In the diary he talks about being ‘landed at the cage of misery’ with no coats, and to lie down it was ‘bitter cold’. He also says that food was scarce, with rations consisting of two thin slices of bread per day, one bowl of dirty water for dinner and the same for tea.

He said breakfast was ‘past speaking about. It was terrible’.

Mr Simpson also reveals that he sold his silver cigarette case for bread as well as his ring.

He also mentions starting work which involved making railways and shell humping.

But later he suggests that conditions improved once they started receiving parcels from the Red Cross and were under control of the Belgians.

Moira said: “It must have been hard because he swears a lot in the diary and it was not in our father’s nature to swear.

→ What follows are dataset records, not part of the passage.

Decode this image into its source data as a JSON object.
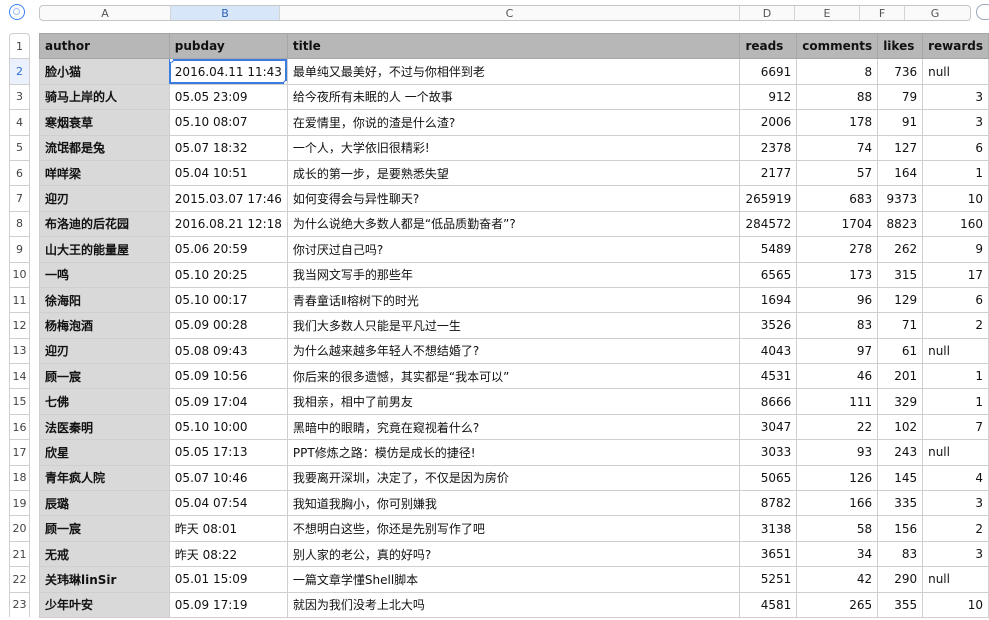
{
  "columns": [
    "A",
    "B",
    "C",
    "D",
    "E",
    "F",
    "G"
  ],
  "selected_column": "B",
  "row_numbers": [
    "1",
    "2",
    "3",
    "4",
    "5",
    "6",
    "7",
    "8",
    "9",
    "10",
    "11",
    "12",
    "13",
    "14",
    "15",
    "16",
    "17",
    "18",
    "19",
    "20",
    "21",
    "22",
    "23"
  ],
  "selected_row": "2",
  "headers": [
    "author",
    "pubday",
    "title",
    "reads",
    "comments",
    "likes",
    "rewards"
  ],
  "rows": [
    [
      "脸小猫",
      "2016.04.11 11:43",
      "最单纯又最美好，不过与你相伴到老",
      "6691",
      "8",
      "736",
      "null"
    ],
    [
      "骑马上岸的人",
      "05.05 23:09",
      "给今夜所有未眠的人 一个故事",
      "912",
      "88",
      "79",
      "3"
    ],
    [
      "寒烟衰草",
      "05.10 08:07",
      "在爱情里，你说的渣是什么渣?",
      "2006",
      "178",
      "91",
      "3"
    ],
    [
      "流氓都是兔",
      "05.07 18:32",
      "一个人，大学依旧很精彩!",
      "2378",
      "74",
      "127",
      "6"
    ],
    [
      "咩咩梁",
      "05.04 10:51",
      "成长的第一步，是要熟悉失望",
      "2177",
      "57",
      "164",
      "1"
    ],
    [
      "迎刃",
      "2015.03.07 17:46",
      "如何变得会与异性聊天?",
      "265919",
      "683",
      "9373",
      "10"
    ],
    [
      "布洛迪的后花园",
      "2016.08.21 12:18",
      "为什么说绝大多数人都是“低品质勤奋者”?",
      "284572",
      "1704",
      "8823",
      "160"
    ],
    [
      "山大王的能量屋",
      "05.06 20:59",
      "你讨厌过自己吗?",
      "5489",
      "278",
      "262",
      "9"
    ],
    [
      "一鸣",
      "05.10 20:25",
      "我当网文写手的那些年",
      "6565",
      "173",
      "315",
      "17"
    ],
    [
      "徐海阳",
      "05.10 00:17",
      "青春童话Ⅱ榕树下的时光",
      "1694",
      "96",
      "129",
      "6"
    ],
    [
      "杨梅泡酒",
      "05.09 00:28",
      "我们大多数人只能是平凡过一生",
      "3526",
      "83",
      "71",
      "2"
    ],
    [
      "迎刃",
      "05.08 09:43",
      "为什么越来越多年轻人不想结婚了?",
      "4043",
      "97",
      "61",
      "null"
    ],
    [
      "顾一宸",
      "05.09 10:56",
      "你后来的很多遗憾，其实都是“我本可以”",
      "4531",
      "46",
      "201",
      "1"
    ],
    [
      "七佛",
      "05.09 17:04",
      "我相亲，相中了前男友",
      "8666",
      "111",
      "329",
      "1"
    ],
    [
      "法医秦明",
      "05.10 10:00",
      "黑暗中的眼睛，究竟在窥视着什么?",
      "3047",
      "22",
      "102",
      "7"
    ],
    [
      "欣星",
      "05.05 17:13",
      "PPT修炼之路：模仿是成长的捷径!",
      "3033",
      "93",
      "243",
      "null"
    ],
    [
      "青年疯人院",
      "05.07 10:46",
      "我要离开深圳，决定了，不仅是因为房价",
      "5065",
      "126",
      "145",
      "4"
    ],
    [
      "辰璐",
      "05.04 07:54",
      "我知道我胸小，你可别嫌我",
      "8782",
      "166",
      "335",
      "3"
    ],
    [
      "顾一宸",
      "昨天 08:01",
      "不想明白这些，你还是先别写作了吧",
      "3138",
      "58",
      "156",
      "2"
    ],
    [
      "无戒",
      "昨天 08:22",
      "别人家的老公，真的好吗?",
      "3651",
      "34",
      "83",
      "3"
    ],
    [
      "关玮琳linSir",
      "05.01 15:09",
      "一篇文章学懂Shell脚本",
      "5251",
      "42",
      "290",
      "null"
    ],
    [
      "少年叶安",
      "05.09 17:19",
      "就因为我们没考上北大吗",
      "4581",
      "265",
      "355",
      "10"
    ]
  ]
}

“He would have had to be very careful not to get caught writing the diary because he would have been shot had they found it.

“It was a risk and he wouldn’t have been able to trust anybody.”

She said that after he returned from war he went back to working at Ostlere’s lino factory where he remained until his death at the age of 42.

Moira continued: “We are getting older and we felt the time was right to pass the diary on to a museum.

“We would like it to go to the Royal Artillery Museum but we have contacted the military museum at Edinburgh Castle and are waiting to hear back from them for their advice.”

She added: “The diary gives an insight into what 
being a PoW was like as our father never spoke about 
it.

“ We think it might be the only World War One diary in existence in the country.”